このレビューはネタバレを含みます
「生き物はな 生きていることが全てよ 生きていることが全てだからこそ大きいも小さいも関係ねえんだ それを誰かが 何かの目的の為命をかけ始めたらどうなる? オレたちはその内何か目的がないと生きられねえバカな生き物になっちまうだろうよ」
「目的の為に生きるヤツはな イヤでもガマン強くなるもんさ そういう奴がこの森に一匹でも現れたら 他の生き物はどうあがいてもそいつには勝てねえよ そいつは死ぬまでまいったとは言わねえんだからな」
なぜ命をかけたりしてはいけないんだ、とのスナドリネコさんの問いに対してこう返すヒグマの大将、原作の漫画においてその大将を襲撃したヒグマのカシラの子分が命をかけると軽口を叩いた際に親分であるカシラが命をかけなきゃ何もできない様な野郎に一体何ができると殴り飛ばし、スナドリネコさんにオイラは命をかけたりかけさせたりしねえと啖呵を切る場面があった。

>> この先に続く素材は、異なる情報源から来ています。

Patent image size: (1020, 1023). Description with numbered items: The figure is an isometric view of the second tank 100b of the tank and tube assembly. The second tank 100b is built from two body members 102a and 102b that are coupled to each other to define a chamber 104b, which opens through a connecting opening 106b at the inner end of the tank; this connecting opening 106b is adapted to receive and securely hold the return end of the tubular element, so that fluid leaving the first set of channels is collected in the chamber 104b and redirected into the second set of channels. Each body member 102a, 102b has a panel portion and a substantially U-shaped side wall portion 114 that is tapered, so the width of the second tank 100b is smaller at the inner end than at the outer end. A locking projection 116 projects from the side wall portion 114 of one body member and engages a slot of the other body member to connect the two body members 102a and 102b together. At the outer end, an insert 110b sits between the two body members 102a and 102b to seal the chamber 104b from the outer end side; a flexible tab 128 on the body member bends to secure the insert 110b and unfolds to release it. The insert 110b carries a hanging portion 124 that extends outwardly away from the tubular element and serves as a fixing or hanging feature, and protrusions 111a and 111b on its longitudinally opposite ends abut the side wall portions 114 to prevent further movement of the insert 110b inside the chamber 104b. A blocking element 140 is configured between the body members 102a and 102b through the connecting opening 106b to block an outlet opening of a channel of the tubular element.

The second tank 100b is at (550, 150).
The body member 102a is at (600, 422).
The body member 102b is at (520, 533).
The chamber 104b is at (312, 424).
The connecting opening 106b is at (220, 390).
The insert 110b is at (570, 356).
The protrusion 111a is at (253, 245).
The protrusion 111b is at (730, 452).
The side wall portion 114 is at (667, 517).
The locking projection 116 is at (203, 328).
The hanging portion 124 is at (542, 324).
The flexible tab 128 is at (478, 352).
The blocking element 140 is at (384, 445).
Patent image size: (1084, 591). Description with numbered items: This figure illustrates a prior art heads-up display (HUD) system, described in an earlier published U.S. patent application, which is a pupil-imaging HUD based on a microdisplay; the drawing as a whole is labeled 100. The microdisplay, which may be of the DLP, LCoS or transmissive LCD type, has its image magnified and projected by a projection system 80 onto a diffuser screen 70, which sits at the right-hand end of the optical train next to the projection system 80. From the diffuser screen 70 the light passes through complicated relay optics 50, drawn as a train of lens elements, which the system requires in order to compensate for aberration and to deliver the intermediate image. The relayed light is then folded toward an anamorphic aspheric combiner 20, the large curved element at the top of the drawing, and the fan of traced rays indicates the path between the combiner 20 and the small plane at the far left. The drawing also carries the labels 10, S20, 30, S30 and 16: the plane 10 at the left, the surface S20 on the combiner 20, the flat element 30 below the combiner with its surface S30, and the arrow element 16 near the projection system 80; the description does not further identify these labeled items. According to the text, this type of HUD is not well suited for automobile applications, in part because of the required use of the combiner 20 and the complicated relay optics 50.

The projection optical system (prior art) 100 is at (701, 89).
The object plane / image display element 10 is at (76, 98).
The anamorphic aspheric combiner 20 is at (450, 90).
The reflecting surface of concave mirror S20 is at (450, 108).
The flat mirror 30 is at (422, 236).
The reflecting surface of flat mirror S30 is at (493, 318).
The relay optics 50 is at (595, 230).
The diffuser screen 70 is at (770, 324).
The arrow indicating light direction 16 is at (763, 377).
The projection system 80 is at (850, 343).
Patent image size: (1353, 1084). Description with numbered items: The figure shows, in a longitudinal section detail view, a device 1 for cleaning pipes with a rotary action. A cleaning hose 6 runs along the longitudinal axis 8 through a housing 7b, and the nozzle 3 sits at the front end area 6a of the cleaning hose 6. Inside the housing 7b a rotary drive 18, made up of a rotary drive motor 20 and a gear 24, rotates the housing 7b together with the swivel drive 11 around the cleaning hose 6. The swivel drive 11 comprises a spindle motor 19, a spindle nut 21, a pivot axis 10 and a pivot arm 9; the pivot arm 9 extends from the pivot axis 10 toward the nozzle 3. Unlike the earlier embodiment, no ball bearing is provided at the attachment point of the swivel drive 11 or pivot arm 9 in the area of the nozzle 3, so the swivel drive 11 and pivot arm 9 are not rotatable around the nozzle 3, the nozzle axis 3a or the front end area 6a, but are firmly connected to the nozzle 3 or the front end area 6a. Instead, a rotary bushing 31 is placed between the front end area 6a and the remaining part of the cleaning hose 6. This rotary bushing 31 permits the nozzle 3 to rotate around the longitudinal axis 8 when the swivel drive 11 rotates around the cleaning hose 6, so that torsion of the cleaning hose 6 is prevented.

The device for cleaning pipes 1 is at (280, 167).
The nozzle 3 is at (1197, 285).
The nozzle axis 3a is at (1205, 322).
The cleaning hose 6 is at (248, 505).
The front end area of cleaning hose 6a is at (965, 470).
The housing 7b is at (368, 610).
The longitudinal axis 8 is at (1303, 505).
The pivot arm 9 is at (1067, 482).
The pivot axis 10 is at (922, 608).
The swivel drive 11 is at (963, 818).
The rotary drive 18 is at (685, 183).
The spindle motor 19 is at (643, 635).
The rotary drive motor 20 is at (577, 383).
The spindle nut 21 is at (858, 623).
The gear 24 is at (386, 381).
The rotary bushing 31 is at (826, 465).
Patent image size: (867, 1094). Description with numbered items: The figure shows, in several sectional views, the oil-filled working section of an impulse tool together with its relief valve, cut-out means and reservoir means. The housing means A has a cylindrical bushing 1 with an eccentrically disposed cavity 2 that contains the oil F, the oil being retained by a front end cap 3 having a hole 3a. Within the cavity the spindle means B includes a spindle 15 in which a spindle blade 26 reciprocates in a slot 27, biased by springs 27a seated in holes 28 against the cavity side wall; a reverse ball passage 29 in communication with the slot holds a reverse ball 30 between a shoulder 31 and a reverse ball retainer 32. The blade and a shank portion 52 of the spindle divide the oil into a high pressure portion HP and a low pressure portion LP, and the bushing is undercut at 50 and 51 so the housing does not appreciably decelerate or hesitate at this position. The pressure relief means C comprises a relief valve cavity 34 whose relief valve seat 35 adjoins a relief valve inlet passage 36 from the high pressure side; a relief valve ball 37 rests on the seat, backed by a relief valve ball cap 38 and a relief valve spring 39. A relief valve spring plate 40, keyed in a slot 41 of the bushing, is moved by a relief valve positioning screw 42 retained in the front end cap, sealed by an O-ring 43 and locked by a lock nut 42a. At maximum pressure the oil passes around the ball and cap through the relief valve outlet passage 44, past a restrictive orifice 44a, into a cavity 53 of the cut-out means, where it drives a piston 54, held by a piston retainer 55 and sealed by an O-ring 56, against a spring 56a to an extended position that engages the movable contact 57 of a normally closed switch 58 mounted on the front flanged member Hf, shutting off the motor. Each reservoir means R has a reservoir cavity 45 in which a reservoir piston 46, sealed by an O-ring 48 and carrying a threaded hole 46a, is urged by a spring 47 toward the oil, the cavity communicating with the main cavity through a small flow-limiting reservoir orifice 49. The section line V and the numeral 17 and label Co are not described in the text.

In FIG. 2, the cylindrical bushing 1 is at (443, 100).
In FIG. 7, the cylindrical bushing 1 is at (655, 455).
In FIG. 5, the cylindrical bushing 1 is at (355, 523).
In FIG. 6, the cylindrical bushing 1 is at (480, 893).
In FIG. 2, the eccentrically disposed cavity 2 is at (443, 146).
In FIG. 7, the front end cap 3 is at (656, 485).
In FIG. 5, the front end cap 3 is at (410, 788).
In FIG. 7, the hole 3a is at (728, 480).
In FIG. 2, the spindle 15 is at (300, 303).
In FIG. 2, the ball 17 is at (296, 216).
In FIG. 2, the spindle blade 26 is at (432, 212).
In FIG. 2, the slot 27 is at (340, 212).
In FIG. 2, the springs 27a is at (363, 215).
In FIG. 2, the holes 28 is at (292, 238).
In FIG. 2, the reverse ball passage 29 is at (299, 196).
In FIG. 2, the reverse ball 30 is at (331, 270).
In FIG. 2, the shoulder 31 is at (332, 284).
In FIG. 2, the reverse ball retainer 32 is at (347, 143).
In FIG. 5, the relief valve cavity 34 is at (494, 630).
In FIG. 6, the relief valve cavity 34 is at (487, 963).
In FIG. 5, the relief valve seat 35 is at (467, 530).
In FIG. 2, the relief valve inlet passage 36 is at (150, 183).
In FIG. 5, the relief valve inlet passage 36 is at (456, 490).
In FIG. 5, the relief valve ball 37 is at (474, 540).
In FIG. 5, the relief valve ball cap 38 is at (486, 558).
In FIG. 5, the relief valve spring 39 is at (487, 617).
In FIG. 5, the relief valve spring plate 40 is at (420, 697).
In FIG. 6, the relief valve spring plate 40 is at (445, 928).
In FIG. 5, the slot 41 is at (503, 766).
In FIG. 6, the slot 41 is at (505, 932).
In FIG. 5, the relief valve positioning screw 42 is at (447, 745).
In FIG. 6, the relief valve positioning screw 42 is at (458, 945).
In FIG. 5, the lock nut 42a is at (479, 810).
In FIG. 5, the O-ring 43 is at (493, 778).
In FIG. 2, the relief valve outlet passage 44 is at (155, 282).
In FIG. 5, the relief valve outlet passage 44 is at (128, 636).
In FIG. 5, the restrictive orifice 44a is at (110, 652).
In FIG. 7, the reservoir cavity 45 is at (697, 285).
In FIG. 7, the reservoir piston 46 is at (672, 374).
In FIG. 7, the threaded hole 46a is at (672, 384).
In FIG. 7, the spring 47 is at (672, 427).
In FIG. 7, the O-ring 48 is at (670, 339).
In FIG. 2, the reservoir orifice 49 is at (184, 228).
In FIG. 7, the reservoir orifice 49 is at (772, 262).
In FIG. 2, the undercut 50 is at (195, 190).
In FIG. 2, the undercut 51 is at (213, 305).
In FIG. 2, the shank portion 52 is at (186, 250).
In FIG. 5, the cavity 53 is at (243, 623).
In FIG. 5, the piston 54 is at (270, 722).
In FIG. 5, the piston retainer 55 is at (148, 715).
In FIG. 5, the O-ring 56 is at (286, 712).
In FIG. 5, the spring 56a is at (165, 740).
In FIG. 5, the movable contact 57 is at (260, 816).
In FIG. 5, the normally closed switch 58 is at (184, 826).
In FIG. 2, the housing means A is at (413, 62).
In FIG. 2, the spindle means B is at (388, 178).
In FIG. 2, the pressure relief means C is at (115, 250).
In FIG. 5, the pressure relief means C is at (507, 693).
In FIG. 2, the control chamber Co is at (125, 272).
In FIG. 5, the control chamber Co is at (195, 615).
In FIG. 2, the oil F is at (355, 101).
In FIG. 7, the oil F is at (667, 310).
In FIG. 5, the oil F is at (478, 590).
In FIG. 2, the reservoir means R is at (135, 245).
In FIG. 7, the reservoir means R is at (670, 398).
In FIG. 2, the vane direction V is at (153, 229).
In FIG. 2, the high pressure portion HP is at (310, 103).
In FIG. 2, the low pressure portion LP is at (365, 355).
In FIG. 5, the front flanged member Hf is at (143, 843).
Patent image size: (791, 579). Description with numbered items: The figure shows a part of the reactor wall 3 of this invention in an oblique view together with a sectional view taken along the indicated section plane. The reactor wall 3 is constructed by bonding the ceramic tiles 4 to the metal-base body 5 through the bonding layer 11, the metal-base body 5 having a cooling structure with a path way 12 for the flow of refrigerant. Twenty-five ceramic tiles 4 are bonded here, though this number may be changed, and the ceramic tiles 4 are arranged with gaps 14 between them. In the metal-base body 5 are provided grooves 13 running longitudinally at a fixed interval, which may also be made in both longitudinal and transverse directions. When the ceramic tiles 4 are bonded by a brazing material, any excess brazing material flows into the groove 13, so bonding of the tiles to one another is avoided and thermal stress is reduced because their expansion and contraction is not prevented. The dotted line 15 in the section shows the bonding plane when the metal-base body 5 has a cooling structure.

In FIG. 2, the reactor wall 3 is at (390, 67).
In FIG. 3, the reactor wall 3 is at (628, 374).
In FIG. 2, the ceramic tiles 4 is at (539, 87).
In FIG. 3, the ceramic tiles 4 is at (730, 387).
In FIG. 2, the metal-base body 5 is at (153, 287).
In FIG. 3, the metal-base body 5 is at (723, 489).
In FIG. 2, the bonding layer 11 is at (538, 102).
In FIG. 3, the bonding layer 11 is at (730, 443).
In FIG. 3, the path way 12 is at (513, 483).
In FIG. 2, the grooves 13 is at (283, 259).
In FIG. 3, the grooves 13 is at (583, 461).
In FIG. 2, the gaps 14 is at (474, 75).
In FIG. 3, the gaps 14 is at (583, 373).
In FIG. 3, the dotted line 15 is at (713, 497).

それらを踏まえるとこの時のスナドリネコさんの問いは原作から地続きのいがらし先生にとっての命題のひとつであり、大将が自分の家族の元に戻ってタイショーくんを抱くシーンもまたスナドリネコの様な相手がもしまた現れたとして、自分は妻と子供の生きる森の暮らしを大事にしたいと思うが故に彼らのそばにいて体を張る事を選んだという事なのか、また或いはそんな目的や理由なんてもんがなかろうが、そういう身内を理屈にならない様な理屈で平気で殴るアライグマくんのお父さんの生き方から何かを汲み取ろうとした結果なのか複数の理由を考えさせられる結末だった。